The comedic trope of the domineering father, who needs to learn that times have moved on and the world is no longer his to command, served two Lancashire writers –Bolton’s Bill Naughton and Eccles’s Harold Brighouse – well in the 20th century.
Not for the first time, a smart and gifted British Asian writer has realised that regarding these cleverly structured stories from a migrant community’s perspective can reveal new seams of comedy gold to be mined. Ayub Khan-Din (writer of “East is East”) pulled this off with “Rafta Rafta”, an adaptation of Naughton’s “All in Good Time” (probably better known as “The Family Way”). Now, Tanika Gupta has taken Brighouse’s “Hobson’s Choice” and reset it in time and culture (though not location). It works a treat.
Hari Hobson is a Ugandan Asian, one of thousands ejected by ‘that monster Amin’, offered a home in Britain by then Prime Minister, Ted Heath (whom Hari, understandably, idolises). Heath’s time has come and gone. This is the mid-1980s and Margaret Thatcher is about to win another general election. Hari, whose family escaped Uganda with just the clothes on their backs – and a few diamonds craftily lodged inside pakoras, thanks to the foresight of his late wife – now owns a successful clothing shop on Oldham Street. Though the family name was originally Patel, Hari adopted the surname of the previous owner (Mr Hobson) as a gesture of integration and gratitude.
As the play opens, Hari Hobson is having woman trouble; not from his late wife (obviously) but from the three, now grown-up, daughters she left him. Sunita (Maimuna Memon) and Ruby (Safiyya Ingar) have become rather too much the Manc party girls (though only their older sister, Durga, knows about the two of them sneaking out of their bedroom window to go to the Hacienda). Hari tells them to buck up or he will find each of them a husband and be rid of them. Happily (or so he thinks) his one useful, albeit lippy, daughter, Durga, is a ‘confirmed spinster’, too old (at 30) to ever find a husband. Needless to say, the smart and savvy Durga, sees things differently.
Hidden away in the basement is Ali Mossop (gifted a British surname by his employer) whose legal status in the UK is in doubt, but whose talent as a tailor is not. When a wealthy local socialite declares the shy little tailor a genius, Durga’s mind is made up. Ali will be her husband and Hobson’s will be her business. Much of the joy in the tale lies in the determined, devious and delightful ways she invents for making these things come to pass.
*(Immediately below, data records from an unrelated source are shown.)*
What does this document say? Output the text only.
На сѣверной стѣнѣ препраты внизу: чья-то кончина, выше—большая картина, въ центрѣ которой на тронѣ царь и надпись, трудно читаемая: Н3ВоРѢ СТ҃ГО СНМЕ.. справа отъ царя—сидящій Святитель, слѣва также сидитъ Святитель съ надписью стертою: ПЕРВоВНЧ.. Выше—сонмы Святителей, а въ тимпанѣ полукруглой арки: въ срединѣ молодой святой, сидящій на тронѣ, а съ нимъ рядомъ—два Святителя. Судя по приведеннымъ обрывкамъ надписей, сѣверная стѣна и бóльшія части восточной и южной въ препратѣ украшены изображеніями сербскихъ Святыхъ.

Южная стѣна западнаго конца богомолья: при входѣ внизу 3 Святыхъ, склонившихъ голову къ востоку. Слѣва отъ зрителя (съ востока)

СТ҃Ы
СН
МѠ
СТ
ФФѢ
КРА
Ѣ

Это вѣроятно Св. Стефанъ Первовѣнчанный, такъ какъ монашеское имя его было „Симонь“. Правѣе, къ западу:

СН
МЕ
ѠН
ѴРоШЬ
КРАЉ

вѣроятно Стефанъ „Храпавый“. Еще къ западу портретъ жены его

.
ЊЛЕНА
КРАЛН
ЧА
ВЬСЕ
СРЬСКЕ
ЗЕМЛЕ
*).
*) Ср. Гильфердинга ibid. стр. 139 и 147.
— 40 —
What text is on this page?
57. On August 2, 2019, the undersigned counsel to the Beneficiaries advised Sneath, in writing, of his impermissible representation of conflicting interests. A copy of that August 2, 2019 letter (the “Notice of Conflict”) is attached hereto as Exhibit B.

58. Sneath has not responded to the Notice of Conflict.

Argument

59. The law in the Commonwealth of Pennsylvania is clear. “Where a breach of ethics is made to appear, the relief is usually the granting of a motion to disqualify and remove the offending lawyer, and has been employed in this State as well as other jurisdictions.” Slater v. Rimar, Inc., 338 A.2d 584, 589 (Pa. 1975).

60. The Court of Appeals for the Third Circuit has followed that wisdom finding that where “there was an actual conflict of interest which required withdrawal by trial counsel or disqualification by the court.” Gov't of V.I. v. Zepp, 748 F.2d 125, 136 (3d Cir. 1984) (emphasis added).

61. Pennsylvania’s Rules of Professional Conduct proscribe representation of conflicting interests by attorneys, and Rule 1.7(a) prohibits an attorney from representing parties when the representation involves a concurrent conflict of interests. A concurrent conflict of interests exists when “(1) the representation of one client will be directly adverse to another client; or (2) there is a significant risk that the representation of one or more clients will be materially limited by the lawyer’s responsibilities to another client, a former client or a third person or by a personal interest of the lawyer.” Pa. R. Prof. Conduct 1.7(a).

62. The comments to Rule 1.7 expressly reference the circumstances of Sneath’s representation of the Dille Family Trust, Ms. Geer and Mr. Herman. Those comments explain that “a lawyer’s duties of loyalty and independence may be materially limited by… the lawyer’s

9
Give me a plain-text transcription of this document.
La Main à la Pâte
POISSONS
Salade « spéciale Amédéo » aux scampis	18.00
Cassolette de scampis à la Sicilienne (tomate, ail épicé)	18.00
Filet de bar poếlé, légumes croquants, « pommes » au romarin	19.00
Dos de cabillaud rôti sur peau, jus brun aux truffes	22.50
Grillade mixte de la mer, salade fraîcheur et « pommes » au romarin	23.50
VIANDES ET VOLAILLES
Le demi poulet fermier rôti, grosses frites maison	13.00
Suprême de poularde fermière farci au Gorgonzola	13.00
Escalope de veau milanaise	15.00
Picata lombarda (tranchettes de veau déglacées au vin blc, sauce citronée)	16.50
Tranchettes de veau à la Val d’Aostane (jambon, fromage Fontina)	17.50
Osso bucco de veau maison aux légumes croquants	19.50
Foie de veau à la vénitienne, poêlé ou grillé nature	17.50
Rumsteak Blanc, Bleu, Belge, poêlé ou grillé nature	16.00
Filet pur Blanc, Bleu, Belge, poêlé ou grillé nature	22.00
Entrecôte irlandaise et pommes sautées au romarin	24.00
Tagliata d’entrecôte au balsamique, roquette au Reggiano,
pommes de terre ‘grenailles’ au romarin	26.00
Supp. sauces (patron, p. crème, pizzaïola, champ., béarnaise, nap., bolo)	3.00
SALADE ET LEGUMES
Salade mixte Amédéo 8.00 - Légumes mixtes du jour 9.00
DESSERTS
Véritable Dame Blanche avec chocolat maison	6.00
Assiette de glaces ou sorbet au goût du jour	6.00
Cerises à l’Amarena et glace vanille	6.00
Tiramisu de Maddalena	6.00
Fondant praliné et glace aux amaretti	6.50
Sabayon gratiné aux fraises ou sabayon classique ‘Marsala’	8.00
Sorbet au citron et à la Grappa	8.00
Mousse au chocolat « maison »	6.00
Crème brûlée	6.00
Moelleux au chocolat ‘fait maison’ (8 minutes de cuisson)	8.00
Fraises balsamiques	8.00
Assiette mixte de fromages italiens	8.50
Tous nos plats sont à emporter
Casting is key here, and the three main roles are pefectly assigned. Tony Jayawardena’s Hari is all bombast, bluster and booze – a bully brought to his knees by drink and his own over-weaning sense of entitlement. We don’t pity him, but we don’t hate him either, which is to say he’s pitched about perfect for the role.
Esh Alladi takes on a role made famous by John Mills. Alladi makes us believe in Ali’s transformation from stuttery, semi-literate, downtrodden employee into capable, confident businessman – an assured, heart-warming performance.
Ali, of course, would be nothing without the belief, support and relentless prompting of his resourceful, indomitable wife. Shalini Peiris as Durga might be a hard sell as a dowdy, ‘bit too ripe’ spinster, but in all other respects, she carries away the audience’s heart. She has stage presence, brightness and sureness of delivery. We want her to win, we know she will win, and we are delighted to watch just how she wins.
A few more performances will see the cast place greater trust in the humour (there’s a little bit of rushing and kicking the laughs), but Atri Banerjee’s direction is light, inventive and effective (the growing tenderness and trust between Durga and Ali is nicely handled). Hats off to movement director, Jenny Ogilvie for the ‘fashion show’ cutrain call. Rosa Maggiora’s design works neatly – joyous colours alongside unfussy staging.
A rousing reception – well-earned.★ ★ ★ ★
Hobson’s Choice is at The Royal Exchange Theatre, Manchester from 31 May – 6 July 2019.